Search This Blog


Even with revenues woes, suspending tax cut bad idea

There is persistent talk that Louisiana should delay implementation of individual income tax cuts passed last year, and that now has an action plan associated with it with the filing of HCR 94 by state Rep. Michael Jackson that would suspend the cuts effects until probably the last week of August, 2010. This provides an explanation for past actions regarding the reduction and another opportunity to remind why this would be a bad idea.

The lowered rates actually went into effect at the beginning of this year for those employed who took a tiny amount of initiative. Typically, governments that levy income taxes create tables by which employers, charged with automatic withdrawal and remittance to the government for all but the lowest-salaried employees, use to determine what amounts are to be deducted. But the law curiously set a date of no earlier than Jul. 1, 2009 for the state to revise these tables, meaning workers had to fill out forms on their own to turn into employers to begin receiving any reduction beginning Jan. 1, 2009. While some have objected to this, it is not inconsistent with conservatism: conservatives believe that people, not government, should take charge of their own lives so to file the paperwork on their own was not too much of a burden to ask rather than be dependent on government to do it, in essence, for them.

But now another gambit to the delayed implementation has become clear: the state constitution allows both houses of the Legislature to pass a resolution suspending a law for sixty days past the adjournment of the next regular session by the same rule (in this case, majority vote) without any gubernatorial intervention. It could be the delayed implementation was a means by which to facilitate this strategy, as having fewer people actually receiving currently the break (with the remainder having to wait until income tax filing for 2009 in 2010) could mean less popular outrage at a suspension for reasons of financial exigency (as is stated in the resolution).

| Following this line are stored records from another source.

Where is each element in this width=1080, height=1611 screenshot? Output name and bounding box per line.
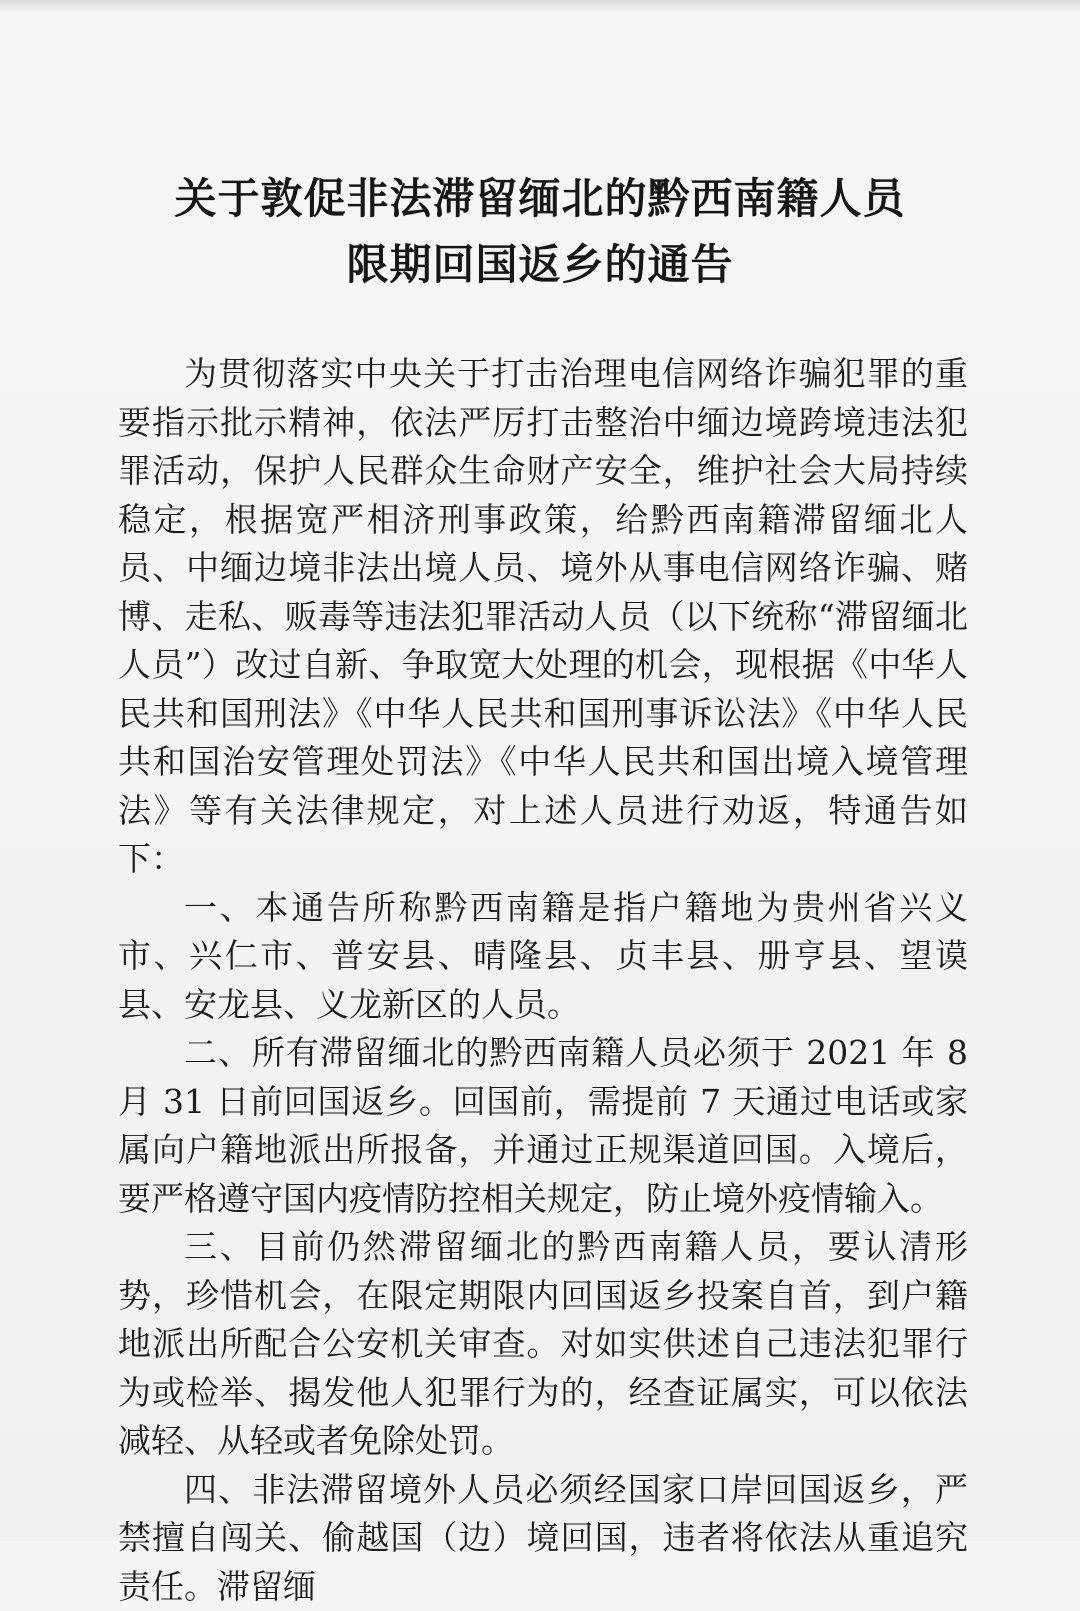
paragraph-clause-3: 三、目前仍然滞留缅北的黔西南籍人员，要认清形势，珍惜机会，在限定期限内回国返乡投案自首，到户籍地派出所配合公安机关审查。对如实供述自己违法犯罪行为或检举、揭发他人犯罪行为的，经查证属实，可以依法减轻、从轻或者免除处罚。: [118, 1223, 968, 1466]
paragraph-intro: 为贯彻落实中央关于打击治理电信网络诈骗犯罪的重要指示批示精神，依法严厉打击整治中缅边境跨境违法犯罪活动，保护人民群众生命财产安全，维护社会大局持续稳定，根据宽严相济刑事政策，给黔西南籍滞留缅北人员、中缅边境非法出境人员、境外从事电信网络诈骗、赌博、走私、贩毒等违法犯罪活动人员（以下统称“滞留缅北人员”）改过自新、争取宽大处理的机会，现根据《中华人民共和国刑法》《中华人民共和国刑事诉讼法》《中华人民共和国治安管理处罚法》《中华人民共和国出境入境管理法》等有关法律规定，对上述人员进行劝返，特通告如下：: [118, 350, 968, 884]
paragraph-clause-4: 四、非法滞留境外人员必须经国家口岸回国返乡，严禁擅自闯关、偷越国（边）境回国，违者将依法从重追究责任。滞留缅: [118, 1466, 968, 1611]
document-title-line-1: 关于敦促非法滞留缅北的黔西南籍人员: [0, 166, 1080, 226]
document-body: [118, 350, 968, 1611]
scan-edge-shadow: [0, 0, 1080, 14]
document-title-line-2: 限期回国返乡的通告: [0, 232, 1080, 292]
paragraph-clause-1: 一、本通告所称黔西南籍是指户籍地为贵州省兴义市、兴仁市、普安县、晴隆县、贞丰县、册亨县、望谟县、安龙县、义龙新区的人员。: [118, 884, 968, 1030]
paragraph-clause-2: 二、所有滞留缅北的黔西南籍人员必须于 2021 年 8 月 31 日前回国返乡。回国前，需提前 7 天通过电话或家属向户籍地派出所报备，并通过正规渠道回国。入境后，要严格遵守国内疫情防控相关规定，防止境外疫情输入。: [118, 1029, 968, 1223]
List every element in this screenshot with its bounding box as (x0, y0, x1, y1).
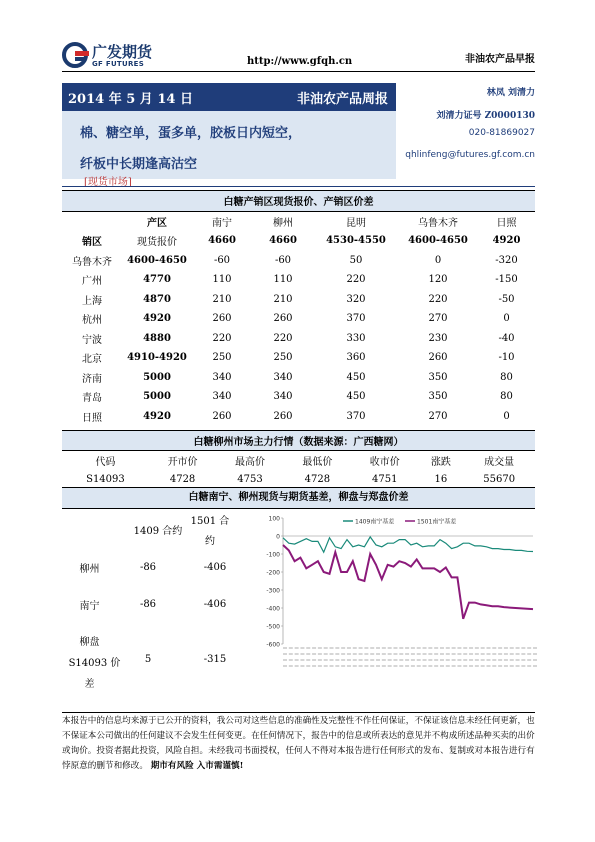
logo-text-en: GF FUTURES (92, 60, 145, 68)
table-cell: 4660 (208, 235, 236, 247)
table-cell: 4920 (143, 313, 171, 325)
table-cell: 220 (428, 293, 448, 305)
spot-table-caption: 白糖产销区现货报价、产销区价差 (62, 191, 535, 212)
chart-y-tick-label: -100 (266, 551, 280, 559)
table-cell: 220 (212, 332, 232, 344)
table-cell: 青岛 (82, 393, 102, 405)
table-cell: 220 (273, 332, 293, 344)
table-cell: 340 (212, 391, 232, 403)
table-header-cell: 柳州 (273, 217, 293, 229)
market-table-caption: 白糖柳州市场主力行情（数据来源：广西糖网） (62, 431, 535, 451)
logo-text-cn: 广发期货 (92, 43, 153, 61)
table-row (62, 368, 535, 388)
table-cell: -150 (495, 274, 518, 286)
table-cell: 4870 (143, 293, 171, 305)
basis-row-label: 南宁 (79, 601, 100, 612)
table-cell: 4660 (269, 235, 297, 247)
table-cell: 230 (428, 332, 448, 344)
table-cell: 4600-4650 (127, 254, 187, 266)
spot-price-table (62, 190, 535, 426)
table-cell: 4920 (492, 235, 521, 247)
table-cell: -320 (495, 254, 518, 266)
chart-y-tick-label: -200 (266, 569, 280, 577)
chart-legend-label: 1409南宁基差 (355, 518, 395, 526)
table-row (62, 251, 535, 271)
table-row (62, 270, 535, 290)
table-cell: 110 (273, 274, 293, 286)
logo-icon (62, 40, 92, 70)
market-quote-table (62, 430, 535, 489)
table-cell: 450 (346, 371, 366, 383)
table-cell: 120 (428, 274, 448, 286)
footer-divider (62, 712, 535, 713)
disclaimer (62, 714, 536, 774)
chart-y-tick-label: -500 (266, 623, 280, 631)
table-cell: 5000 (143, 371, 171, 383)
chart-y-tick-label: -300 (266, 587, 280, 595)
analyst-phone: 020-81869027 (468, 128, 535, 138)
basis-value: -86 (139, 562, 157, 573)
table-header-cell: 产区 (147, 217, 167, 229)
table-cell: 360 (346, 352, 366, 364)
basis-value: -406 (203, 599, 227, 610)
table-cell: 370 (346, 313, 366, 325)
analyst-names: 林凤 刘清力 (486, 88, 535, 98)
table-cell: 370 (346, 410, 366, 422)
table-cell: 16 (434, 474, 448, 485)
basis-row-label: 柳盘 (79, 637, 100, 648)
report-series: 非油农产品早报 (465, 54, 535, 65)
table-cell: 270 (428, 410, 448, 422)
basis-col-1409: 1409 合约 (133, 526, 183, 537)
table-header-cell: 日照 (496, 217, 517, 229)
analyst-license: 刘清力证号 Z0000130 (436, 111, 535, 121)
table-row (62, 329, 535, 349)
table-header-cell: 南宁 (212, 217, 232, 229)
table-cell: 320 (346, 293, 366, 305)
table-cell: 340 (273, 391, 293, 403)
table-cell: S14093 (86, 474, 125, 485)
table-cell: 260 (273, 313, 293, 325)
table-cell: 350 (428, 391, 448, 403)
table-cell: -50 (498, 293, 515, 305)
table-cell: 260 (212, 313, 232, 325)
table-header-cell: 代码 (95, 457, 116, 468)
table-cell: 260 (273, 410, 293, 422)
basis-value: 5 (144, 654, 152, 665)
table-cell: 4728 (169, 474, 196, 485)
table-cell: 250 (273, 352, 293, 364)
table-cell: 0 (434, 254, 442, 266)
table-header-cell: 涨跌 (430, 457, 451, 468)
table-header-cell: 最低价 (302, 457, 333, 468)
basis-row-label: 柳州 (79, 564, 100, 575)
report-date: 2014 年 5 月 14 日 (68, 92, 193, 107)
table-cell: -60 (274, 254, 292, 266)
table-cell: 4728 (304, 474, 331, 485)
table-subheader-row (62, 231, 535, 251)
section-tag: [现货市场] (84, 177, 132, 188)
table-cell: 4753 (237, 474, 263, 485)
title-banner (62, 83, 396, 111)
basis-col-1501-b: 约 (205, 536, 215, 547)
table-header-cell: 乌鲁木齐 (418, 217, 458, 229)
table-header-cell: 昆明 (346, 217, 366, 229)
table-cell: 北京 (82, 354, 102, 366)
table-cell: 广州 (82, 276, 102, 288)
table-row (62, 407, 535, 427)
table-cell: -10 (498, 352, 515, 364)
table-header-row (62, 211, 535, 231)
table-cell: 80 (500, 371, 513, 383)
headline-line-1: 棉、糖空单，蛋多单，胶板日内短空， (80, 126, 302, 141)
table-cell: 250 (212, 352, 232, 364)
table-header-cell: 收市价 (369, 457, 400, 468)
chart-y-tick-label: 0 (276, 533, 280, 541)
table-row (62, 348, 535, 368)
table-cell: 260 (428, 352, 448, 364)
table-cell: 330 (346, 332, 366, 344)
table-row (62, 290, 535, 310)
table-cell: 270 (428, 313, 448, 325)
table-cell: 450 (346, 391, 366, 403)
chart-y-tick-label: 100 (268, 515, 280, 523)
table-cell: 杭州 (82, 315, 102, 327)
table-cell: 上海 (82, 295, 102, 307)
basis-caption: 白糖南宁、柳州现货与期货基差，柳盘与郑盘价差 (62, 487, 535, 509)
table-cell: 210 (273, 293, 293, 305)
basis-value: -315 (203, 654, 227, 665)
table-cell: 110 (212, 274, 232, 286)
header-divider (62, 71, 535, 72)
table-header-cell: 开市价 (167, 457, 198, 468)
table-cell: 4910-4920 (127, 352, 187, 364)
basis-row-label: 差 (84, 679, 95, 690)
table-cell: 4600-4650 (408, 235, 468, 247)
table-header-row (62, 451, 535, 471)
table-cell: 210 (212, 293, 232, 305)
table-cell: 4770 (143, 274, 171, 286)
table-cell: 220 (346, 274, 366, 286)
analyst-email[interactable]: qhlinfeng@futures.gf.com.cn (405, 150, 535, 160)
chart-series-line (283, 545, 533, 619)
table-cell: 4751 (372, 474, 398, 485)
basis-row-label: S14093 价 (68, 658, 121, 669)
table-cell: 济南 (82, 373, 102, 385)
table-cell: 5000 (143, 391, 171, 403)
table-cell: 销区 (82, 237, 102, 249)
basis-line-chart (255, 510, 540, 690)
table-row (62, 387, 535, 407)
table-cell: -60 (213, 254, 231, 266)
table-cell: 350 (428, 371, 448, 383)
table-header-cell: 成交量 (484, 457, 515, 468)
chart-legend-label: 1501南宁基差 (417, 518, 457, 526)
table-cell: 340 (212, 371, 232, 383)
table-header-cell: 最高价 (234, 457, 265, 468)
table-cell: 55670 (483, 474, 516, 485)
headline-line-2: 纤板中长期逢高沽空 (80, 157, 198, 172)
disclaimer-text: 本报告中的信息均来源于已公开的资料，我公司对这些信息的准确性及完整性不作任何保证，不保证该信息未经任何更新，也不保证本公司做出的任何建议不会发生任何变更。在任何情况下，报告中的信息或所表达的意见并不构成所述品种买卖的出价或询价。投资者据此投资，风险自担。未经我司书面授权，任何人不得对本报告进行任何形式的发布、复制或对本报告进行有悖原意的删节和修改。 (62, 716, 535, 771)
chart-y-tick-label: -400 (266, 605, 280, 613)
table-cell: 现货报价 (137, 237, 177, 249)
table-cell: 340 (273, 371, 293, 383)
section-divider (62, 186, 535, 187)
report-type: 非油农产品周报 (296, 92, 388, 107)
basis-value: -406 (203, 562, 227, 573)
table-cell: 4920 (143, 410, 171, 422)
table-cell: 0 (503, 410, 510, 422)
basis-col-1501-a: 1501 合 (190, 516, 230, 527)
table-cell: 260 (212, 410, 232, 422)
table-row (62, 309, 535, 329)
table-cell: 50 (349, 254, 363, 266)
table-cell: 4530-4550 (326, 235, 386, 247)
basis-value: -86 (139, 599, 157, 610)
risk-warning: 期市有风险 入市需谨慎! (150, 761, 244, 771)
website-url[interactable]: http://www.gfqh.cn (247, 56, 353, 67)
table-cell: 0 (503, 313, 510, 325)
table-cell: 宁波 (82, 334, 102, 346)
table-cell: 日照 (82, 412, 102, 424)
table-cell: 4880 (143, 332, 171, 344)
table-cell: 乌鲁木齐 (72, 256, 112, 268)
chart-y-tick-label: -600 (266, 641, 280, 649)
table-cell: -40 (498, 332, 515, 344)
table-cell: 80 (500, 391, 513, 403)
chart-series-line (283, 537, 533, 552)
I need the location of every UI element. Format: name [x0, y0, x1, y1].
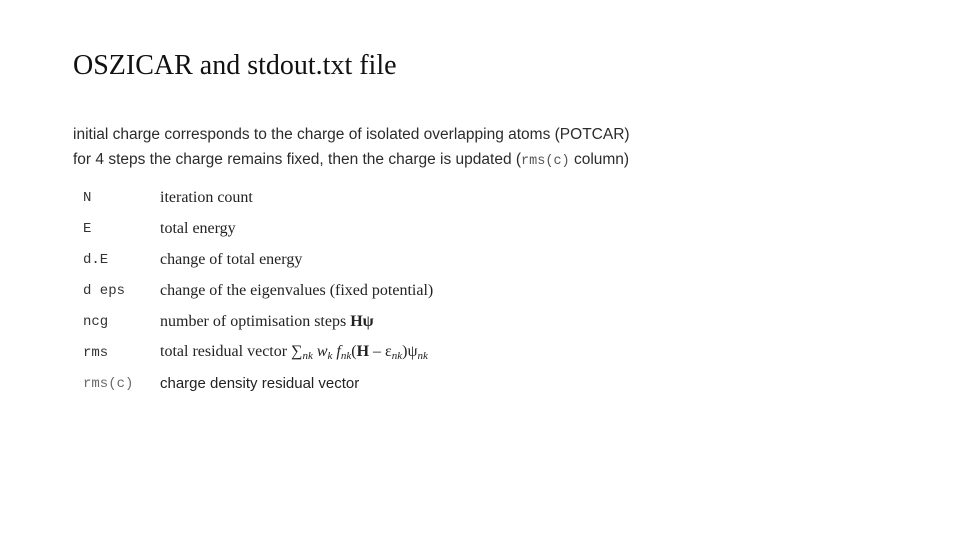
- row-key: rms(c): [83, 375, 134, 392]
- page-title: OSZICAR and stdout.txt file: [73, 50, 397, 81]
- formula-sub: nk: [417, 350, 428, 362]
- formula-sub: nk: [391, 350, 403, 362]
- row-key: d eps: [83, 282, 126, 299]
- intro-text: [73, 122, 630, 174]
- formula-w: w: [316, 343, 328, 360]
- row-desc: [160, 313, 374, 331]
- row-key: rms: [83, 344, 109, 361]
- table-row: [83, 275, 433, 306]
- row-desc-text: number of optimisation steps: [160, 312, 347, 330]
- formula-open: (: [351, 343, 357, 360]
- h-psi-symbol: Hψ: [350, 312, 374, 330]
- row-desc: change of the eigenvalues (fixed potential): [160, 281, 434, 299]
- definitions-table: [83, 182, 433, 399]
- residual-formula: [291, 343, 428, 360]
- intro-line-2-code: rms(c): [521, 154, 570, 169]
- row-key: E: [83, 220, 92, 237]
- table-row: [83, 337, 433, 368]
- table-row: [83, 213, 433, 244]
- intro-line-2: [73, 147, 630, 174]
- formula-sub: nk: [340, 350, 352, 362]
- row-desc: [160, 343, 428, 362]
- table-row: [83, 182, 433, 213]
- sum-symbol: ∑: [291, 343, 303, 360]
- table-row: [83, 368, 433, 399]
- table-row: [83, 244, 433, 275]
- row-key: d.E: [83, 251, 109, 268]
- row-desc: iteration count: [160, 188, 253, 206]
- row-key: N: [83, 189, 92, 206]
- intro-line-2-pre: for 4 steps the charge remains fixed, then the charge is updated (: [73, 151, 522, 168]
- row-desc: charge density residual vector: [160, 375, 360, 392]
- formula-sub: nk: [302, 350, 313, 362]
- intro-line-2-post: column): [569, 151, 630, 168]
- formula-f: f: [336, 343, 341, 360]
- formula-minus-eps: – ε: [369, 343, 392, 360]
- row-desc: change of total energy: [160, 250, 303, 268]
- row-key: ncg: [83, 313, 109, 330]
- row-desc: total energy: [160, 219, 236, 237]
- table-row: [83, 306, 433, 337]
- formula-close: )ψ: [402, 343, 418, 360]
- intro-line-1: initial charge corresponds to the charge of isolated overlapping atoms (POTCAR): [73, 126, 630, 143]
- formula-h: H: [356, 343, 370, 360]
- row-desc-text: total residual vector: [160, 343, 288, 360]
- formula-sub: k: [327, 350, 333, 362]
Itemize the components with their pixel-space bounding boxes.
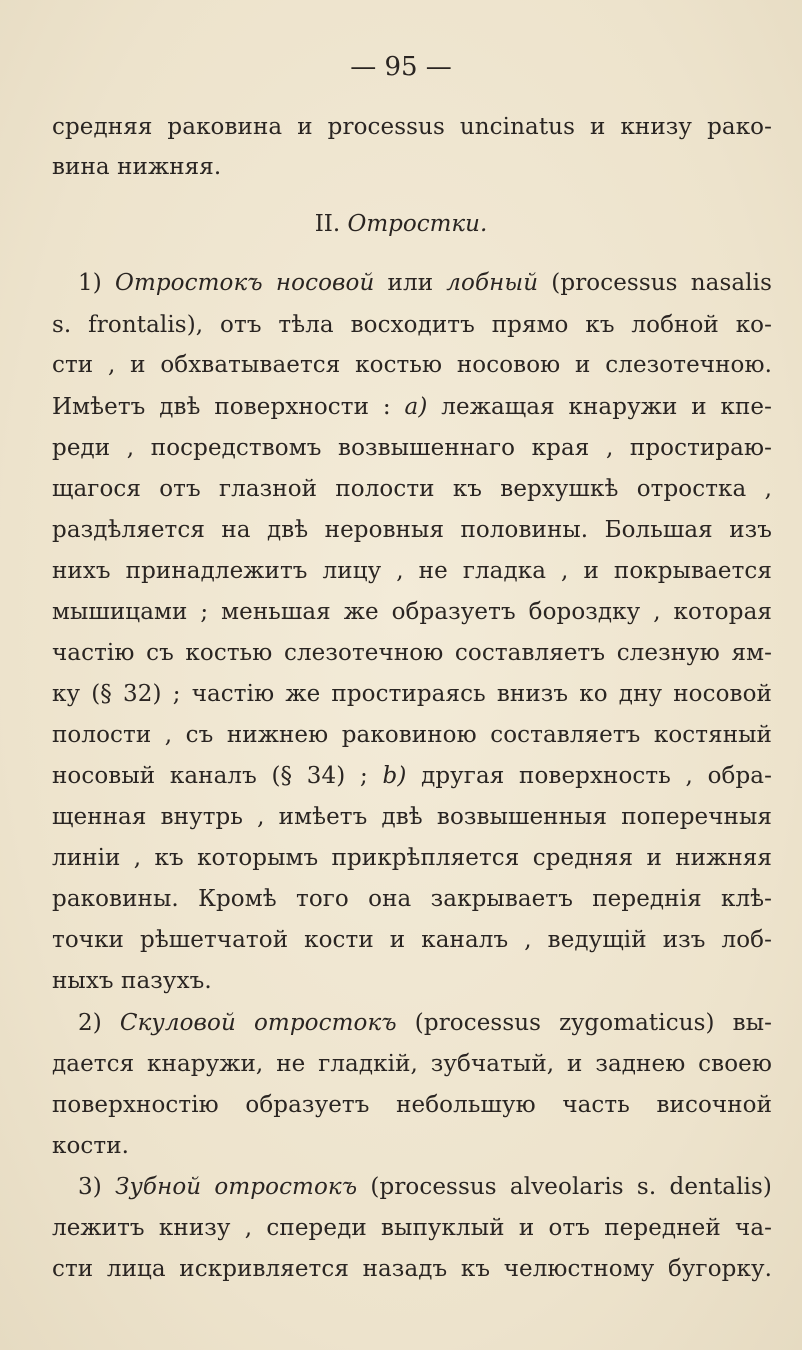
- section-heading-title: Отростки.: [347, 211, 488, 237]
- italic-term: Скуловой отростокъ: [119, 1010, 397, 1036]
- text-line: реди , посредствомъ возвышеннаго края , простираю-: [52, 435, 772, 461]
- italic-term: Зубной отростокъ: [115, 1174, 358, 1200]
- text-run: 2): [78, 1010, 120, 1036]
- text-line: кости.: [52, 1133, 130, 1159]
- text-line: [78, 1008, 772, 1038]
- text-run: 1): [78, 270, 115, 296]
- text-run: (processus nasalis: [538, 270, 772, 296]
- text-line: [52, 392, 772, 422]
- text-run: (processus alveolaris s. dentalis): [357, 1174, 772, 1200]
- text-line: щенная внутрь , имѣетъ двѣ возвышенныя поперечныя: [52, 804, 772, 830]
- section-heading-number: II.: [314, 211, 348, 237]
- text-line: раздѣляется на двѣ неровныя половины. Большая изъ: [52, 517, 772, 543]
- text-run: Имѣетъ двѣ поверхности :: [52, 394, 405, 420]
- text-line: частію съ костью слезотечною составляетъ слезную ям-: [52, 640, 772, 666]
- italic-term: Отростокъ носовой: [114, 270, 375, 296]
- text-line: s. frontalis), отъ тѣла восходитъ прямо къ лобной ко-: [52, 312, 772, 338]
- text-run: лежащая кнаружи и кпе-: [427, 394, 772, 420]
- italic-term: b): [382, 763, 407, 789]
- text-line: лежитъ книзу , спереди выпуклый и отъ передней ча-: [52, 1215, 772, 1241]
- section-heading: [0, 208, 802, 240]
- text-run: носовый каналъ (§ 34) ;: [52, 763, 383, 789]
- text-line: дается кнаружи, не гладкій, зубчатый, и заднею своею: [52, 1051, 772, 1077]
- text-line: [52, 761, 772, 791]
- text-run: другая поверхность , обра-: [406, 763, 772, 789]
- text-line: ку (§ 32) ; частію же простираясь внизъ ко дну носовой: [52, 681, 772, 707]
- text-line: ныхъ пазухъ.: [52, 968, 212, 994]
- text-line: полости , съ нижнею раковиною составляетъ костяный: [52, 722, 772, 748]
- text-line: раковины. Кромѣ того она закрываетъ переднія клѣ-: [52, 886, 772, 912]
- text-run: или: [374, 270, 447, 296]
- text-run: (processus zygomaticus) вы-: [396, 1010, 773, 1036]
- text-line: сти , и обхватывается костью носовою и слезотечною.: [52, 352, 772, 378]
- text-line: [78, 268, 772, 298]
- italic-term: лобный: [446, 270, 539, 296]
- text-line: поверхностію образуетъ небольшую часть височной: [52, 1092, 772, 1118]
- text-line: [78, 1172, 772, 1202]
- text-line: линіи , къ которымъ прикрѣпляется средняя и нижняя: [52, 845, 772, 871]
- text-line: щагося отъ глазной полости къ верхушкѣ отростка ,: [52, 476, 772, 502]
- text-line: сти лица искривляется назадъ къ челюстному бугорку.: [52, 1256, 772, 1282]
- text-line: средняя раковина и processus uncinatus и книзу рако-: [52, 114, 772, 140]
- text-line: мышицами ; меньшая же образуетъ бороздку , которая: [52, 599, 772, 625]
- text-line: нихъ принадлежитъ лицу , не гладка , и покрывается: [52, 558, 772, 584]
- page-number: — 95 —: [350, 52, 452, 82]
- text-line: вина нижняя.: [52, 154, 222, 180]
- text-line: точки рѣшетчатой кости и каналъ , ведущій изъ лоб-: [52, 927, 772, 953]
- text-run: 3): [78, 1174, 116, 1200]
- italic-term: a): [404, 394, 428, 420]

No matter, for three reasons this is a bad idea. First, lower taxes inevitably lead to economic growth which will mitigate revenue problems for government. But starting and stopping them not only delays the effect, it makes it less pronounced as the populace will become wary of the permanence of these cuts and therefore less likely to use the proceeds for economic development purposes, as caution will reduce their willingness to invest them.

Second, it siphons off pressure on elected officials to reduce the size of government. As is becoming apparent in the ongoing budget process at present, there is room for savings. Low priority or no priority jobs have been identified in state government, for example, and now are intended to be cut. Grabbing back the tax cut might take away the impetus to do that.

Third, it would intensify the immoral nature of the taxation enterprise in the worst way. Taxation is a necessary evil, but it does not become immoral until it happens for unnecessary purposes and disproportionately punishes some people. The point above would indicate that unnecessary purposes are being funded through deprivation of people’s liberty by seizing their earnings, and worse is that the suspension would cause greater injury to those who already contribute the most. As of the latest report (which makes compiling exact numbers difficult because it doesn’t break returns down into single or otherwise categories), about a third of income tax filers benefit for sure under the reduction – who already pay a staggering nearly 84 percent of all income taxes. Anything that allows that minority who pull the majority riding in the wagon most of the time a little more rest has a positive moral component to it.

Tough fiscal times for the state do not justify the temporary reversal of this tax cut, so let’s hope HCR 94 goes nowhere.